I viewed this during the live to zoom performance, presented by Jeremy O. Harris in October 2020.
Will Arbery’s Pulitzer finalist play is challenging, both in terms of the characters it presents, and the ideas it demands we confront. Framed around 4 young people reuniting at their faith-based college for an event celebrating one of their teachers receiving a prestigious promotion, the 4 are now at an afterparty, perhaps a bit tipsy, and dealing with the roiling emotions that are inevitable when a person returns to a place after some time.
These are challenging individuals, who bring us in to their world not through immersion, but through subversion; at first, the characters say and do things that seem perfectly “normal” (read; liberal) however as the play unfolds and their relationships and discussions return to old familiarities, their positions and statements begin to bristle against this. These individuals are completely familiar and yet altogether alien. They remind us that the people whom we may want to vilify in our thoughts for having views that seem untenable to us, may actually be more like us than we think.

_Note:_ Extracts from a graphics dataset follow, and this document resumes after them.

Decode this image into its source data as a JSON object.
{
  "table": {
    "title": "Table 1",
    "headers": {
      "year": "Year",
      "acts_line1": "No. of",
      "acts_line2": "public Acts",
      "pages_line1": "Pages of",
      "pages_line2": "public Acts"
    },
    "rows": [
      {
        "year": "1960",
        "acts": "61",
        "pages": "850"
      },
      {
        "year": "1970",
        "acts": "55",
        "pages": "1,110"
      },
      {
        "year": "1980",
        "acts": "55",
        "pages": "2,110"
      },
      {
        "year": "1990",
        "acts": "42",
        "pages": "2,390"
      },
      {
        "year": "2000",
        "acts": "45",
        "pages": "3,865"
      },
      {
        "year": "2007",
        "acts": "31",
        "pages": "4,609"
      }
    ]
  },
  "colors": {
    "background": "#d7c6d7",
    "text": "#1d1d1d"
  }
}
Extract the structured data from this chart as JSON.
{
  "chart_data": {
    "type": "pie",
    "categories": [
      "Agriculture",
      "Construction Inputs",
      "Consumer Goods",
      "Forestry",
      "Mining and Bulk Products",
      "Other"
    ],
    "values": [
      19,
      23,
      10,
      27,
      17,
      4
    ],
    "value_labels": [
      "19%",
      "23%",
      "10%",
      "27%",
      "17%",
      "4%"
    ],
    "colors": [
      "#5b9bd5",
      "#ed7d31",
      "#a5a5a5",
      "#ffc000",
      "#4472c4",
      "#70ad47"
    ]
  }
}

The play, for me, demands we question the belief too tightly held, so aggressively and fervently grasped that it is morphed, and morphs us.
This was a re-staging for zoom of the original Playwrights Horizons production. Leveraging the individual screens of Zoom, director Danya Taymor created the dark stillness of a rural evening beautifully. While the stage version would have had all four in the same space, something unique happened when the actors were divided, when we saw each of them facing the camera directly, arguing with one another, but also somehow peering into the eyes of the viewer. The shifting quips and opinions, short responses bubbling into one another, in this format felt like a Facebook argument come to life.
I don’t want to give too much away, but would simply encourage that if you have the chance to read it or see it, do.